Kantor konsuler Kementerian Luar Negeri memberikan bantuan konsuler dan hukum yang diperlukan kepada 5,617 orang yang berada dalam situasi sulit di luar negeri dan kehilangan dokumen identitas mereka, tidak valid, cacat dan 50 korban perdagangan manusia dan kembali ke Uzbekistan. Bantuan praktis diberikan.

Melalui Badan Migrasi Tenaga Kerja Eksternal dan agen tenaga kerja swasta, 714 orang dipekerjakan di luar negeri, 141,300 orang menerima bantuan material dan sosial, serta layanan informasi dan konsultasi. Bantuan hukum diberikan kepada 1,164 pekerja migran di luar negeri, 278 di antaranya diberikan oleh agen, 489 oleh kantor di Moskow (Rusia) dan 397 di Gwangju (Korea).

Pada tahun 2020, Dana Publik di bawah Oliy Majlis Republik Uzbekistan dan dana negara lainnya memberikan hibah negara dengan total 461 juta soum kepada 15 organisasi nirlaba non-negara. Selain itu, 981.6 juta dana dialokasikan untuk dukungan keuangan pusat adaptasi sosial korban kekerasan di daerah. Selain itu, LSM memberikan hibah sebesar US$369.5 ribu untuk pelaksanaan proyek-proyek memerangi perdagangan manusia dan kerja paksa, serta mencegah migrasi ilegal. Pada tahun 2020, LSM “Istikbolli Avlod” memberikan bantuan hukum kepada 4,096 orang, serta bantuan praktis dalam pemulangan 336 orang yang terjerumus dalam situasi kehidupan yang sulit di luar negeri, serta pemulihan dokumen identitas, 79 orang.

Kegiatan sosialisasi dilakukan untuk mencegah perdagangan manusia dan migrasi ilegal di kabupaten, kota, serta di bandara, stasiun kereta api dan pos pemeriksaan perbatasan, 128.0 ribu brosur, booklet, surat rekomendasi, brosur, poster dan materi lainnya didistribusikan dan 1 salinan didistribusikan, set spanduk. Untuk mencegah “perdagangan manusia dan kerja paksa” di antara warga yang ingin pergi ke luar negeri untuk pekerjaan sementara, 857 pertemuan lapangan diselenggarakan, dan 590 orang terlibat dalam kampanye. Di stasiun kereta api, bandara dan di kompleks pabean perbatasan, 30 tindakan pencegahan diambil dengan warga yang berangkat bekerja di luar negeri, wawancara individu dilakukan dengan 060 warga.

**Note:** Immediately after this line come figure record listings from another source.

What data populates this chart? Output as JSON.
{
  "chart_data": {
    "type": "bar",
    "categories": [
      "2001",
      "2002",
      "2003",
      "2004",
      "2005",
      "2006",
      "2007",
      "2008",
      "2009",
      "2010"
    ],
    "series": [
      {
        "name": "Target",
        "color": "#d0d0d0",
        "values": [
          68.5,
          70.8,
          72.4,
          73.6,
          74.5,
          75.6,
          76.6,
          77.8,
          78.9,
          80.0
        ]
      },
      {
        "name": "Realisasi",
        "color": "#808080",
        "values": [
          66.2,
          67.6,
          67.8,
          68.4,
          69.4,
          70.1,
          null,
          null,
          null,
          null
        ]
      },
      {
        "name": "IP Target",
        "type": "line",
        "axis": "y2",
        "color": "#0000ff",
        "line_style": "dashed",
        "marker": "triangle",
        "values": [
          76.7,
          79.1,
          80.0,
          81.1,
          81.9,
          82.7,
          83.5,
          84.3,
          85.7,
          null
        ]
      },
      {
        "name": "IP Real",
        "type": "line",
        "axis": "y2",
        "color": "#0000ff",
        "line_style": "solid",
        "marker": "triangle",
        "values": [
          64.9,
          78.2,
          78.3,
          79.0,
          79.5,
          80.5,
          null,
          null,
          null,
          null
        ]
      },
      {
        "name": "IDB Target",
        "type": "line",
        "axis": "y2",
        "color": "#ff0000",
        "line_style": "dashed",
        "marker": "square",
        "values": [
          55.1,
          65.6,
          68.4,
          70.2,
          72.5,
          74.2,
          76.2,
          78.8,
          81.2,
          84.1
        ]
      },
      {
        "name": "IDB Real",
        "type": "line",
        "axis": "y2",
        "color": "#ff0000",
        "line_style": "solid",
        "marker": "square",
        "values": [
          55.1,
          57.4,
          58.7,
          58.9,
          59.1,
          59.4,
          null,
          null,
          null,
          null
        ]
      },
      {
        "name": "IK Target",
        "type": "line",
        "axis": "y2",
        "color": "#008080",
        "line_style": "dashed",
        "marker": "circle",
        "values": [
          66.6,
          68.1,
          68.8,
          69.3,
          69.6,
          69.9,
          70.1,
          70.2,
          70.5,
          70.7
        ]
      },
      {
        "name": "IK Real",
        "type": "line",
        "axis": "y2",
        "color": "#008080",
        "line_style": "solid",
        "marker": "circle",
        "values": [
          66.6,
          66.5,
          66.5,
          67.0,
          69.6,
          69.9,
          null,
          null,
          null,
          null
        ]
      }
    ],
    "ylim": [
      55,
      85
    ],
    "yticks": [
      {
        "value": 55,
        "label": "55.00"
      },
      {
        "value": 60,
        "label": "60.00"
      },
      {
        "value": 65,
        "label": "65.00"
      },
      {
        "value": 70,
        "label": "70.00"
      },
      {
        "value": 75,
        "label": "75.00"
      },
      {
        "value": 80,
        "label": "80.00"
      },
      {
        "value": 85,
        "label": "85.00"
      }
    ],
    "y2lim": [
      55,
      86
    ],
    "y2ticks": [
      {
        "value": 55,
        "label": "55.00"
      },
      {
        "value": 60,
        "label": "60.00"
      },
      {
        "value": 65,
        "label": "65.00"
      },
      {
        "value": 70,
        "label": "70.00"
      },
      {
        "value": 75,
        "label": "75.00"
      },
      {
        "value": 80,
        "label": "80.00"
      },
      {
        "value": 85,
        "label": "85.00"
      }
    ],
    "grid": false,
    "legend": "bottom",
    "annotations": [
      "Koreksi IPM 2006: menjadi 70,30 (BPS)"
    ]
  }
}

Dr Mirzatillo Tillabaev, wakil direktur pertama, Pusat Nasional Hak Asasi Manusia Republik Uzbekistan.

Bagikan artikel ini:

EU Reporter menerbitkan artikel dari berbagai sumber luar yang mengungkapkan berbagai sudut pandang. Posisi yang diambil dalam artikel ini belum tentu milik Reporter UE.